イサコとともに「通路」を開いたヤサコは、暗号炉の暴走とともに気を失う。
目覚めたのは、病院の一室だった。
母親にメガネを取り上げられ、デンスケも失い、茫然自失のヤサコ。
クラスメイトたちもみんな、親や教師にメガネを奪われる。
それは、メガネが原因で意識が戻らなくなってしまった、イサコやハラケンを見れば、だれもがそうしたであろう、「保護者」として当然の行動であった。
メガネはすべてのスケープゴートにされ、こどもたちは遊び場を失くす。
なにをすればいいのかわからず、ただ、空虚な時間を過ごす小学生たち。
そんな中、ヤサコの母親は、人と触れ合うことの大切さをヤサコに示す。
本当に大切なのは、実際に手で触って、目で見て、触れ合うこと、確かな暖かさやぬくもりを感じること。
「もうメガネ遊びはお終い。退屈になったら、お母さんが遊んであげる。」
ヤサコの母はまた、大切なものを失う悲しみを、実際のペットが死んだ体験を通じて、ヤサコに教える。
「飼い主が、ペットが死ぬのを見たくないように、ペットもまた、飼い主の前で死ぬところを見られたくないの。大切なものがなくなるっていうことは、その傷や悲しみを、残った人が受け止めるってこと。」
だが、幼いヤサコには、まだどういうことなのか分からない。
ある日、本物の犬を見て、ヤサコは、デンスケが本当にいなくなってしまったことを、「実感」として知る。
そのときにあふれ出た涙こそが本当の悲しみで、母親の言ったことを少し理解するヤサコ。
「胸の辺りが痛いの・・・」
やがてヤサコは、目に見えるもの、感じるものだけを頼りに、自分を突き動かしていく。
自分の胸の痛みを信じ、イサコを救うべく、立ち上がるヤサコ。
ヤサコが向かった先は、旧友の住む町、かなざわ市。
四つのマンホール。
「はざま交差点」のある町だった・・・。
○感想
ヤサコと母親のシーンは、職場で見ていても泣けました。
犯罪が起こればなんでもゲームのせいにする最近の世の中の風潮を踏襲したかのような、メガネ没収という刀狩令。

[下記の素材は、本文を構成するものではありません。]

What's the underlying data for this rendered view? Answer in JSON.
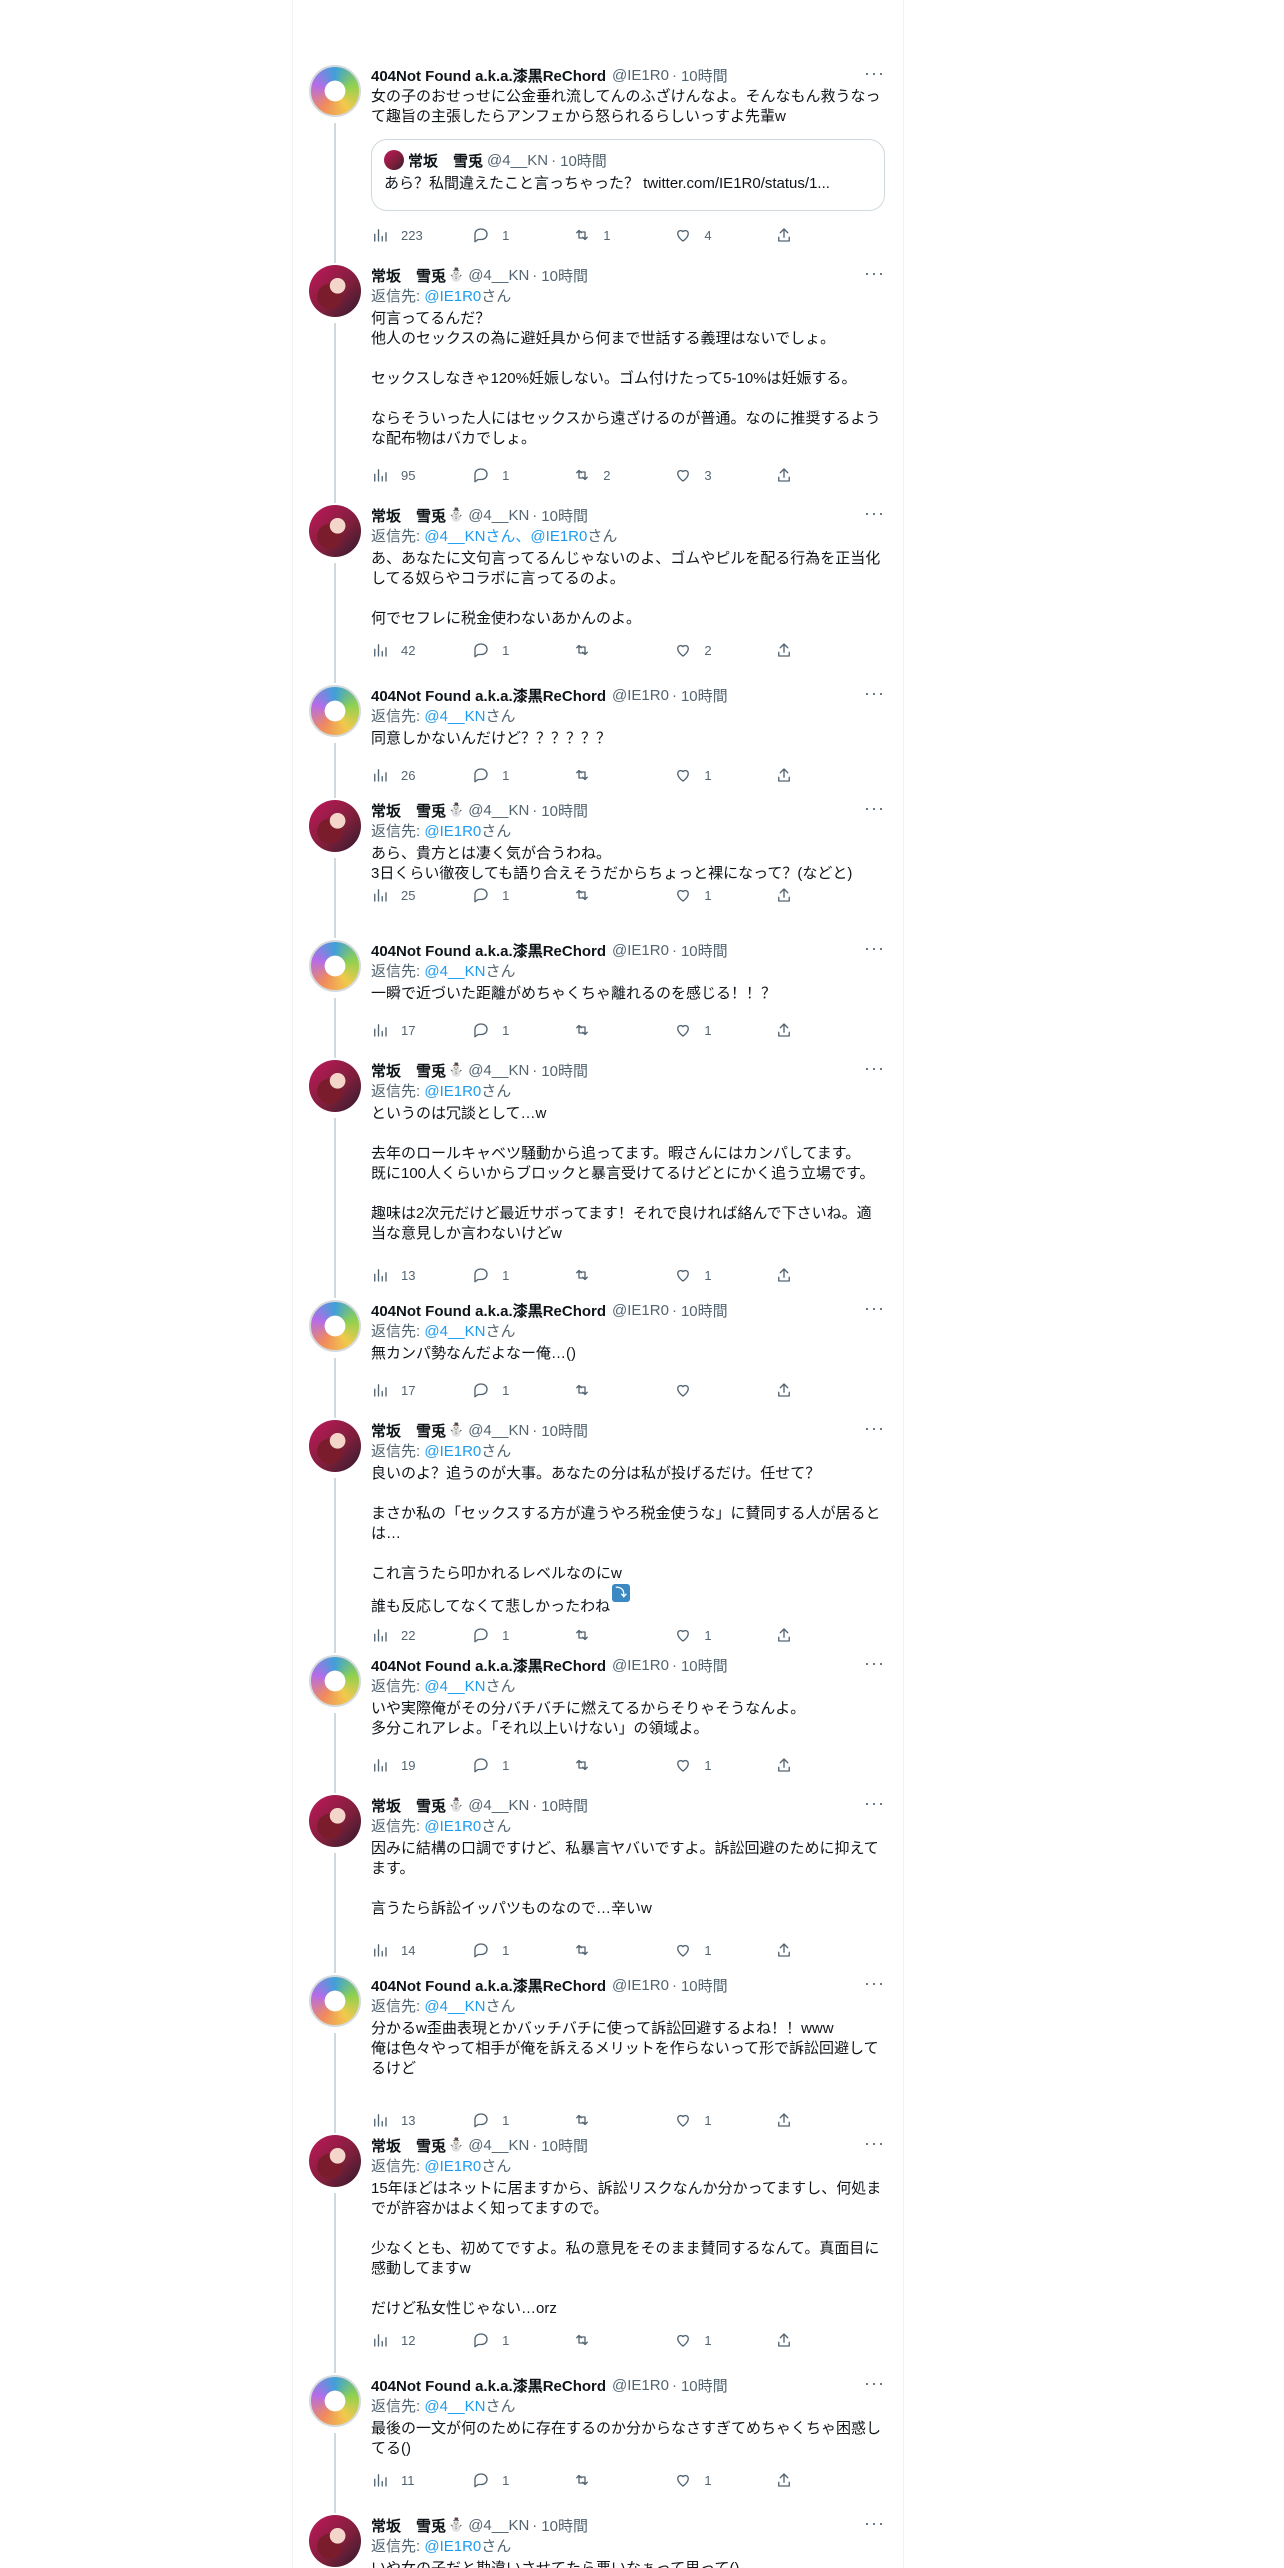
{
  "tweets": [
    {
      "name": "404Not Found a.k.a.漆黒ReChord",
      "badge": "",
      "handle": "@IE1R0",
      "time": "10時間",
      "reply_to": null,
      "text": "女の子のおせっせに公金垂れ流してんのふざけんなよ。そんなもん救うなって趣旨の主張したらアンフェから怒られるらしいっすよ先輩w",
      "quote": {
        "name": "常坂　雪兎",
        "handle": "@4__KN",
        "time": "10時間",
        "text": "あら？私間違えたこと言っちゃった？ twitter.com/IE1R0/status/1..."
      },
      "stats": {
        "views": "223",
        "replies": "1",
        "retweets": "1",
        "likes": "4"
      }
    },
    {
      "name": "常坂　雪兎",
      "badge": "⛄",
      "handle": "@4__KN",
      "time": "10時間",
      "reply_to": {
        "prefix": "返信先: ",
        "mentions": "@IE1R0",
        "suffix": "さん"
      },
      "text": "何言ってるんだ？\n他人のセックスの為に避妊具から何まで世話する義理はないでしょ。\n\nセックスしなきゃ120%妊娠しない。ゴム付けたって5-10%は妊娠する。\n\nならそういった人にはセックスから遠ざけるのが普通。なのに推奨するような配布物はバカでしょ。",
      "stats": {
        "views": "95",
        "replies": "1",
        "retweets": "2",
        "likes": "3"
      }
    },
    {
      "name": "常坂　雪兎",
      "badge": "⛄",
      "handle": "@4__KN",
      "time": "10時間",
      "reply_to": {
        "prefix": "返信先: ",
        "mentions": "@4__KNさん、@IE1R0",
        "suffix": "さん"
      },
      "text": "あ、あなたに文句言ってるんじゃないのよ、ゴムやピルを配る行為を正当化してる奴らやコラボに言ってるのよ。\n\n何でセフレに税金使わないあかんのよ。",
      "stats": {
        "views": "42",
        "replies": "1",
        "retweets": "",
        "likes": "2"
      }
    },
    {
      "name": "404Not Found a.k.a.漆黒ReChord",
      "badge": "",
      "handle": "@IE1R0",
      "time": "10時間",
      "reply_to": {
        "prefix": "返信先: ",
        "mentions": "@4__KN",
        "suffix": "さん"
      },
      "text": "同意しかないんだけど？？？？？？",
      "stats": {
        "views": "26",
        "replies": "1",
        "retweets": "",
        "likes": "1"
      }
    },
    {
      "name": "常坂　雪兎",
      "badge": "⛄",
      "handle": "@4__KN",
      "time": "10時間",
      "reply_to": {
        "prefix": "返信先: ",
        "mentions": "@IE1R0",
        "suffix": "さん"
      },
      "text": "あら、貴方とは凄く気が合うわね。\n3日くらい徹夜しても語り合えそうだからちょっと裸になって？(などと)",
      "stats": {
        "views": "25",
        "replies": "1",
        "retweets": "",
        "likes": "1"
      }
    },
    {
      "name": "404Not Found a.k.a.漆黒ReChord",
      "badge": "",
      "handle": "@IE1R0",
      "time": "10時間",
      "reply_to": {
        "prefix": "返信先: ",
        "mentions": "@4__KN",
        "suffix": "さん"
      },
      "text": "一瞬で近づいた距離がめちゃくちゃ離れるのを感じる！！？",
      "stats": {
        "views": "17",
        "replies": "1",
        "retweets": "",
        "likes": "1"
      }
    },
    {
      "name": "常坂　雪兎",
      "badge": "⛄",
      "handle": "@4__KN",
      "time": "10時間",
      "reply_to": {
        "prefix": "返信先: ",
        "mentions": "@IE1R0",
        "suffix": "さん"
      },
      "text": "というのは冗談として…w\n\n去年のロールキャベツ騒動から追ってます。暇さんにはカンパしてます。\n既に100人くらいからブロックと暴言受けてるけどとにかく追う立場です。\n\n趣味は2次元だけど最近サボってます！それで良ければ絡んで下さいね。適当な意見しか言わないけどw",
      "stats": {
        "views": "13",
        "replies": "1",
        "retweets": "",
        "likes": "1"
      }
    },
    {
      "name": "404Not Found a.k.a.漆黒ReChord",
      "badge": "",
      "handle": "@IE1R0",
      "time": "10時間",
      "reply_to": {
        "prefix": "返信先: ",
        "mentions": "@4__KN",
        "suffix": "さん"
      },
      "text": "無カンパ勢なんだよなー俺…()",
      "stats": {
        "views": "17",
        "replies": "1",
        "retweets": "",
        "likes": ""
      }
    },
    {
      "name": "常坂　雪兎",
      "badge": "⛄",
      "handle": "@4__KN",
      "time": "10時間",
      "reply_to": {
        "prefix": "返信先: ",
        "mentions": "@IE1R0",
        "suffix": "さん"
      },
      "text": "良いのよ？追うのが大事。あなたの分は私が投げるだけ。任せて？\n\nまさか私の「セックスする方が違うやろ税金使うな」に賛同する人が居るとは…\n\nこれ言うたら叩かれるレベルなのにw\n誰も反応してなくて悲しかったわね",
      "text_emoji": "⤵⤵",
      "stats": {
        "views": "22",
        "replies": "1",
        "retweets": "",
        "likes": "1"
      }
    },
    {
      "name": "404Not Found a.k.a.漆黒ReChord",
      "badge": "",
      "handle": "@IE1R0",
      "time": "10時間",
      "reply_to": {
        "prefix": "返信先: ",
        "mentions": "@4__KN",
        "suffix": "さん"
      },
      "text": "いや実際俺がその分バチバチに燃えてるからそりゃそうなんよ。\n多分これアレよ。「それ以上いけない」の領域よ。",
      "stats": {
        "views": "19",
        "replies": "1",
        "retweets": "",
        "likes": "1"
      }
    },
    {
      "name": "常坂　雪兎",
      "badge": "⛄",
      "handle": "@4__KN",
      "time": "10時間",
      "reply_to": {
        "prefix": "返信先: ",
        "mentions": "@IE1R0",
        "suffix": "さん"
      },
      "text": "因みに結構の口調ですけど、私暴言ヤバいですよ。訴訟回避のために抑えてます。\n\n言うたら訴訟イッパツものなので…辛いw",
      "stats": {
        "views": "14",
        "replies": "1",
        "retweets": "",
        "likes": "1"
      }
    },
    {
      "name": "404Not Found a.k.a.漆黒ReChord",
      "badge": "",
      "handle": "@IE1R0",
      "time": "10時間",
      "reply_to": {
        "prefix": "返信先: ",
        "mentions": "@4__KN",
        "suffix": "さん"
      },
      "text": "分かるw歪曲表現とかバッチバチに使って訴訟回避するよね！！www\n俺は色々やって相手が俺を訴えるメリットを作らないって形で訴訟回避してるけど",
      "stats": {
        "views": "13",
        "replies": "1",
        "retweets": "",
        "likes": "1"
      }
    },
    {
      "name": "常坂　雪兎",
      "badge": "⛄",
      "handle": "@4__KN",
      "time": "10時間",
      "reply_to": {
        "prefix": "返信先: ",
        "mentions": "@IE1R0",
        "suffix": "さん"
      },
      "text": "15年ほどはネットに居ますから、訴訟リスクなんか分かってますし、何処までが許容かはよく知ってますので。\n\n少なくとも、初めてですよ。私の意見をそのまま賛同するなんて。真面目に感動してますw\n\nだけど私女性じゃない…orz",
      "stats": {
        "views": "12",
        "replies": "1",
        "retweets": "",
        "likes": "1"
      }
    },
    {
      "name": "404Not Found a.k.a.漆黒ReChord",
      "badge": "",
      "handle": "@IE1R0",
      "time": "10時間",
      "reply_to": {
        "prefix": "返信先: ",
        "mentions": "@4__KN",
        "suffix": "さん"
      },
      "text": "最後の一文が何のために存在するのか分からなさすぎてめちゃくちゃ困惑してる()",
      "stats": {
        "views": "11",
        "replies": "1",
        "retweets": "",
        "likes": "1"
      }
    },
    {
      "name": "常坂　雪兎",
      "badge": "⛄",
      "handle": "@4__KN",
      "time": "10時間",
      "reply_to": {
        "prefix": "返信先: ",
        "mentions": "@IE1R0",
        "suffix": "さん"
      },
      "text": "いや女の子だと勘違いさせてたら悪いなぁって思って()",
      "stats": {
        "views": "",
        "replies": "",
        "retweets": "",
        "likes": ""
      }
    }
  ],
  "icons": {
    "more": "more-horizontal-icon",
    "views": "analytics-bar-icon",
    "reply": "reply-bubble-icon",
    "retweet": "retweet-icon",
    "like": "heart-icon",
    "share": "share-upload-icon"
  },
  "colors": {
    "text": "#0f1419",
    "secondary": "#536471",
    "link": "#1d9bf0",
    "border": "#cfd9de",
    "thread_line": "#cfd9de"
  },
  "separator": "·"
}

こどもたちにとっては、あんなに熱中した遊びを理不尽な理由で大人たちに取り上げられて、やり場のない怒りを覚えた反面、虚無感に支配されたことでしょう。
しかし、そんな中にも、きちんと子供に対し接する親はいて、生きていく上での大切さ、強さみたいなものをしっかりと教え、学ばせ、こどもたちはそれを、漠然とではあるけれども、理解し、実践し、少しずつ、大人への階段を登っていきます。
その代表が、ダイチであり、ヤサコなのです。
電脳世界という擬似体験を捨て、実際の現実に戻ってきたこどもたち。
そこには、いままで感じることのなかった楽しさ、驚き、感動が待っていることでしょう。
もちろんつらいことや、悲しいこと、やりきれないこと、納得いかないことも同時に待ち受けています。
それらを知り、乗り越え、成長していくこと、それこそが子供の可能性であり、未来なのだと思います。
今回は、一児の父として、そんなことを考えました。